You can install the package using pip3 install -e .:

git clone https://github.com/simudt/Tri-RMSNorm
cd Tri-RMSNorm
pip3 install -e .

The package provides two main functions:

• _rms_norm_fwd_fused for the forward pass of RMS normalization

• _rms_norm_bwd_dx_fused for the backward pass, computing gradients with respect to X, W, B

class RMSNormFunctionCustomKernel(torch.autograd.Function):
    @staticmethod
    def forward(ctx, x, weight, bias, eps):
        M, N = x.shape
        y = torch.empty_like(x)
        rstd = torch.empty(M, dtype=torch.float32, device=x.device)
        _rms_norm_fwd_fused[(M,)](x, y, weight, bias, rstd, x.stride(0), N, eps, BLOCK_SIZE=1024)
        ctx.save_for_backward(x, weight, bias, rstd)
        ctx.eps = eps
        ctx.N = N
        return y

    @staticmethod
    def backward(ctx, dy):
        x, weight, bias, rstd = ctx.saved_tensors
        eps = ctx.eps
        N = ctx.N
        M = x.shape[0]
        dx = torch.empty_like(x)
        _dw = torch.empty_like(weight)
        _db = torch.empty_like(bias)
        locks = torch.zeros(2 * 32, dtype=torch.int32, device=x.device)
        _rms_norm_bwd_dx_fused[(M,)](dx, dy, _dw, _db, x, weight, bias, rstd, locks, x.stride(0), N, eps, GROUP_SIZE_M=32, BLOCK_SIZE_N=1024)
        return dx, _dw, _db, None

def test_rms_norm_custom_kernel():
    eps = 1e-5
    input = torch.randn((1024, 1024), device='cuda', requires_grad=True)
    biases = torch.randn(1024, device='cuda', requires_grad=True)
    weights = torch.randn(1024, device='cuda', requires_grad=True)

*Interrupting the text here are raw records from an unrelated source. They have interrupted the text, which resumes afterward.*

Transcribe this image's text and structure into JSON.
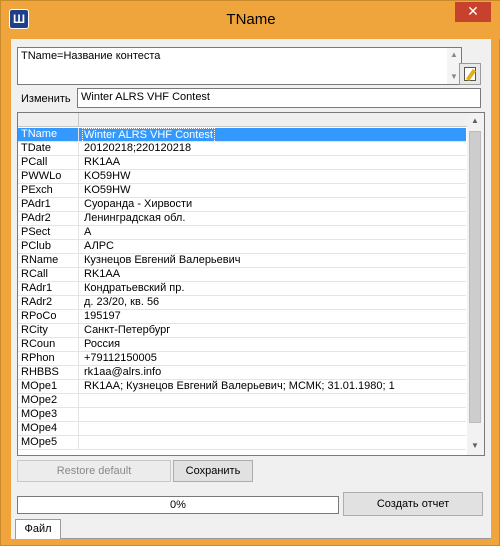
{
  "window": {
    "title": "TName"
  },
  "memo": {
    "text": "TName=Название контеста"
  },
  "change": {
    "label": "Изменить",
    "value": "Winter ALRS VHF Contest"
  },
  "grid": {
    "rows": [
      {
        "key": "TName",
        "value": "Winter ALRS VHF Contest",
        "selected": true
      },
      {
        "key": "TDate",
        "value": "20120218;220120218"
      },
      {
        "key": "PCall",
        "value": "RK1AA"
      },
      {
        "key": "PWWLo",
        "value": "KO59HW"
      },
      {
        "key": "PExch",
        "value": "KO59HW"
      },
      {
        "key": "PAdr1",
        "value": "Суоранда - Хирвости"
      },
      {
        "key": "PAdr2",
        "value": "Ленинградская обл."
      },
      {
        "key": "PSect",
        "value": "A"
      },
      {
        "key": "PClub",
        "value": "АЛРС"
      },
      {
        "key": "RName",
        "value": "Кузнецов Евгений Валерьевич"
      },
      {
        "key": "RCall",
        "value": "RK1AA"
      },
      {
        "key": "RAdr1",
        "value": "Кондратьевский пр."
      },
      {
        "key": "RAdr2",
        "value": "д. 23/20, кв. 56"
      },
      {
        "key": "RPoCo",
        "value": "195197"
      },
      {
        "key": "RCity",
        "value": "Санкт-Петербург"
      },
      {
        "key": "RCoun",
        "value": "Россия"
      },
      {
        "key": "RPhon",
        "value": "+79112150005"
      },
      {
        "key": "RHBBS",
        "value": "rk1aa@alrs.info"
      },
      {
        "key": "MOpe1",
        "value": "RK1AA; Кузнецов Евгений Валерьевич; МСМК; 31.01.1980; 1"
      },
      {
        "key": "MOpe2",
        "value": ""
      },
      {
        "key": "MOpe3",
        "value": ""
      },
      {
        "key": "MOpe4",
        "value": ""
      },
      {
        "key": "MOpe5",
        "value": ""
      }
    ]
  },
  "buttons": {
    "restore": "Restore default",
    "save": "Сохранить",
    "report": "Создать отчет"
  },
  "progress": {
    "label": "0%",
    "value": 0
  },
  "tabs": {
    "file": "Файл"
  },
  "colors": {
    "titlebar": "#f0a43c",
    "selection": "#3399ff",
    "close": "#c7422d"
  }
}
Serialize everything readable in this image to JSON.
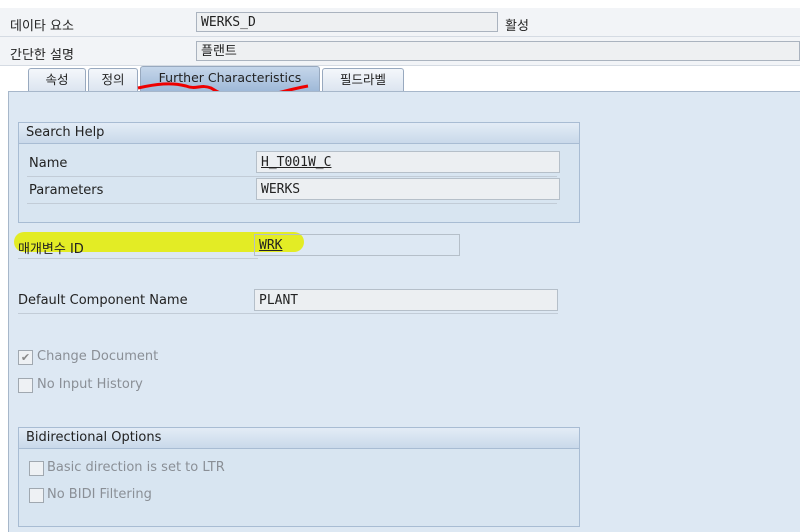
{
  "header": {
    "data_element_label": "데이타 요소",
    "data_element_value": "WERKS_D",
    "status": "활성",
    "short_desc_label": "간단한 설명",
    "short_desc_value": "플랜트"
  },
  "tabs": [
    {
      "label": "속성"
    },
    {
      "label": "정의"
    },
    {
      "label": "Further Characteristics",
      "active": true
    },
    {
      "label": "필드라벨"
    }
  ],
  "search_help": {
    "title": "Search Help",
    "name_label": "Name",
    "name_value": "H_T001W_C",
    "params_label": "Parameters",
    "params_value": "WERKS"
  },
  "parameter_id": {
    "label": "매개변수 ID",
    "value": "WRK"
  },
  "default_component": {
    "label": "Default Component Name",
    "value": "PLANT"
  },
  "checkboxes": [
    {
      "label": "Change Document",
      "checked": true
    },
    {
      "label": "No Input History",
      "checked": false
    }
  ],
  "bidi": {
    "title": "Bidirectional Options",
    "options": [
      {
        "label": "Basic direction is set to LTR",
        "checked": false
      },
      {
        "label": "No BIDI Filtering",
        "checked": false
      }
    ]
  }
}
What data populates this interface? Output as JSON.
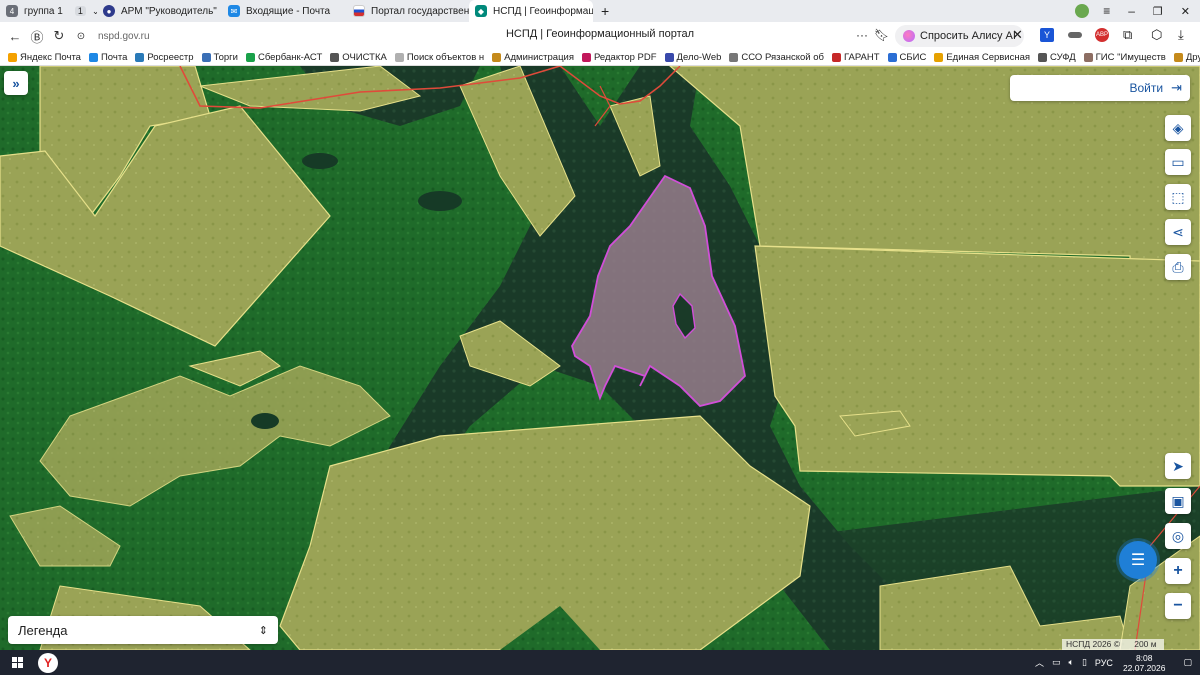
{
  "browser": {
    "tabs": [
      {
        "label": "группа 1",
        "count": "4",
        "num": "1",
        "icon": "tab-group-icon",
        "color": "#6b6f78"
      },
      {
        "label": "АРМ \"Руководитель\"",
        "icon": "arm-icon",
        "color": "#2e3a8c"
      },
      {
        "label": "Входящие - Почта",
        "icon": "mail-icon",
        "color": "#1e88e5"
      },
      {
        "label": "Портал государственных",
        "icon": "gosuslugi-icon",
        "color": "#d32f2f"
      },
      {
        "label": "НСПД | Геоинформац",
        "icon": "nspd-icon",
        "color": "#00897b",
        "active": true
      }
    ],
    "url": "nspd.gov.ru",
    "page_title": "НСПД | Геоинформационный портал",
    "alice_label": "Спросить Алису AI",
    "bookmarks": [
      {
        "label": "Яндекс Почта",
        "color": "#f4a100"
      },
      {
        "label": "Почта",
        "color": "#1e88e5"
      },
      {
        "label": "Росреестр",
        "color": "#2a7ab8"
      },
      {
        "label": "Торги",
        "color": "#3b6fb6"
      },
      {
        "label": "Сбербанк-АСТ",
        "color": "#1aa14a"
      },
      {
        "label": "ОЧИСТКА",
        "color": "#555555"
      },
      {
        "label": "Поиск объектов н",
        "color": "#b0b0b0"
      },
      {
        "label": "Администрация",
        "color": "#c58a1b"
      },
      {
        "label": "Редактор PDF",
        "color": "#c2185b"
      },
      {
        "label": "Дело-Web",
        "color": "#3949ab"
      },
      {
        "label": "ССО Рязанской об",
        "color": "#777777"
      },
      {
        "label": "ГАРАНТ",
        "color": "#c62828"
      },
      {
        "label": "СБИС",
        "color": "#2b6ed4"
      },
      {
        "label": "Единая Сервисная",
        "color": "#e6a100"
      },
      {
        "label": "СУФД",
        "color": "#555555"
      },
      {
        "label": "ГИС \"Имуществ",
        "color": "#8d6e63"
      },
      {
        "label": "",
        "color": "#c58a1b"
      }
    ],
    "other_bookmarks": "Другие закладки"
  },
  "map": {
    "login_label": "Войти",
    "legend_label": "Легенда",
    "attribution": "НСПД 2026 ©",
    "scale_label": "200 м",
    "right_controls": [
      "layers-icon",
      "ruler-icon",
      "select-area-icon",
      "share-icon",
      "print-icon"
    ],
    "bottom_controls": [
      "locate-icon",
      "basemap-icon",
      "my-location-icon"
    ],
    "zoom_in": "+",
    "zoom_out": "−"
  },
  "taskbar": {
    "language": "РУС",
    "time": "8:08",
    "date": "22.07.2026"
  }
}
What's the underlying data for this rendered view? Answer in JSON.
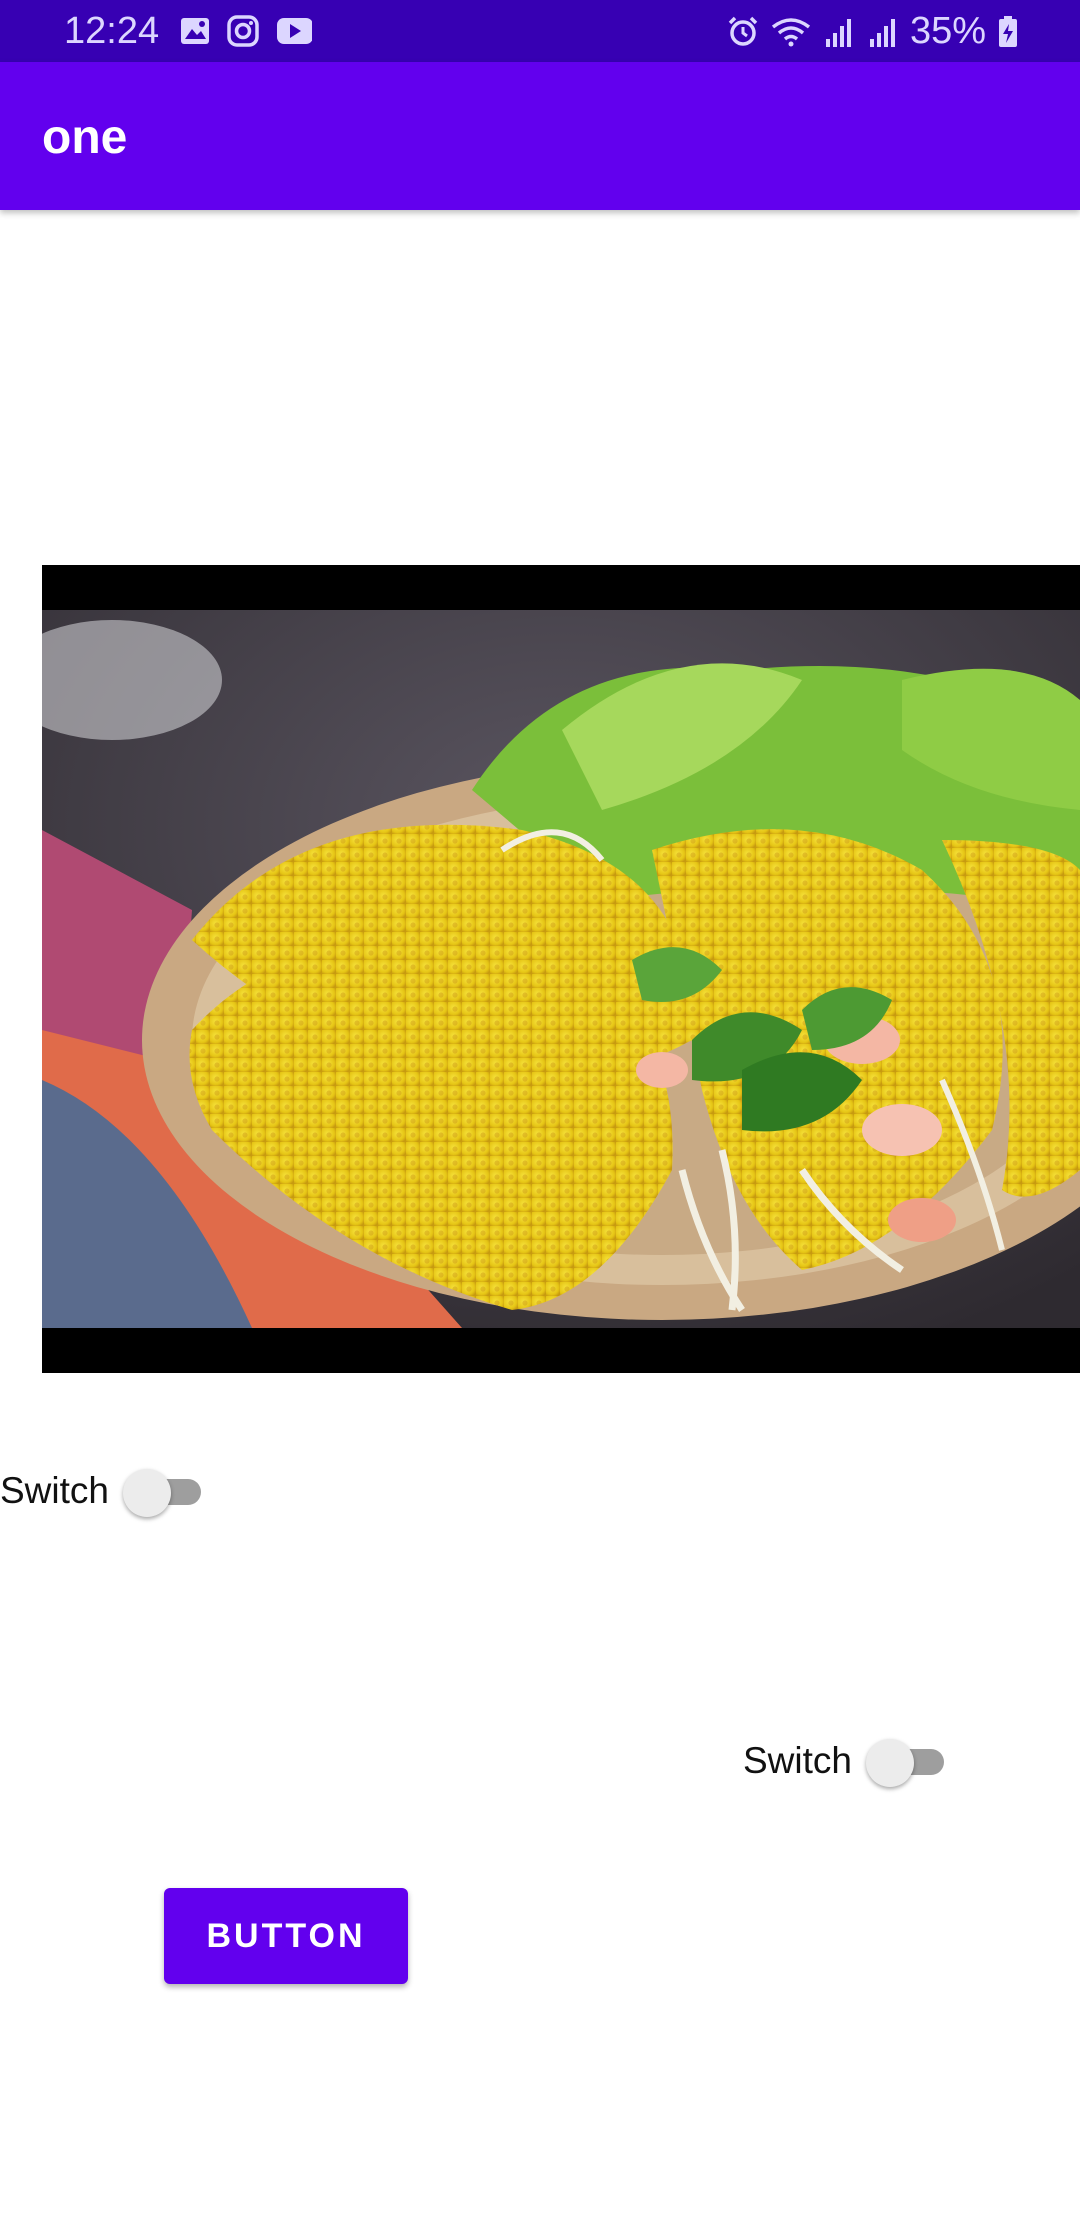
{
  "status_bar": {
    "time": "12:24",
    "battery_percent": "35%",
    "left_icons": [
      "image-icon",
      "instagram-icon",
      "youtube-icon"
    ],
    "right_icons": [
      "alarm-icon",
      "wifi-icon",
      "signal-icon",
      "signal-icon-2",
      "battery-charging-icon"
    ]
  },
  "app_bar": {
    "title": "one",
    "color": "#6200ee"
  },
  "image": {
    "subject": "Vietnamese crispy pancakes (banh xeo) with herbs, shrimp and bean sprouts on a plate"
  },
  "switches": [
    {
      "label": "Switch",
      "checked": false
    },
    {
      "label": "Switch",
      "checked": false
    }
  ],
  "button": {
    "label": "BUTTON",
    "color": "#6200ee"
  }
}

    output = RMSNormFunctionCustomKernel.apply(input, weights, biases, eps)
    loss = output.mean()
    loss.backward()

    print("Grad X: ", input.grad)
    print("Grad W: ", weights.grad)
    print("Grad B: ", biases.grad)

test_rms_norm_custom_kernel()

Adjust grid, block, and other parameters as per your requirements and GPU specifications.

Tri-RMSNorm kernel demonstrates improved speedup in initial benchmarks when compared to the PyTorch-based custom RMSNorm implementation. Benchmarks will be included in the repository to ensure reproducibility. Compared to the LayerNorm custom kernel and the Tri-RMSNorm kernel, considering both the forward and backward passes, the mean speedup is approximately 28.57%. This respects the original results' range introduced in the RMSNorm paper, which states it "reduces the running time by 7% to 64% on different models." When compared to the standalone PyTorch RMSNorm implementation, and the Tri-RMSNorm kernel, considering both the forward and backward passes computations, yields a mean speedup of approximately 10.18%. For GB/s comparisons for both implementation, analyzed Benchmarking and Dissecting the Nvidia Hopper GPU Architecture.

Please note that:

• All benchmark tests will be released in the repository soon.
• All tests are conducted on a NVIDIA T4 Tensor Core GPU, will be reproduced with A100 and 4090.
• Model training wasn't performed, with the customized kernel.
• A comparison with custom fused RMSNorm CUDA kernels implemented in xFormers has not been conducted, as of yet.

This package is licensed under the Apache License - see the LICENSE file for details.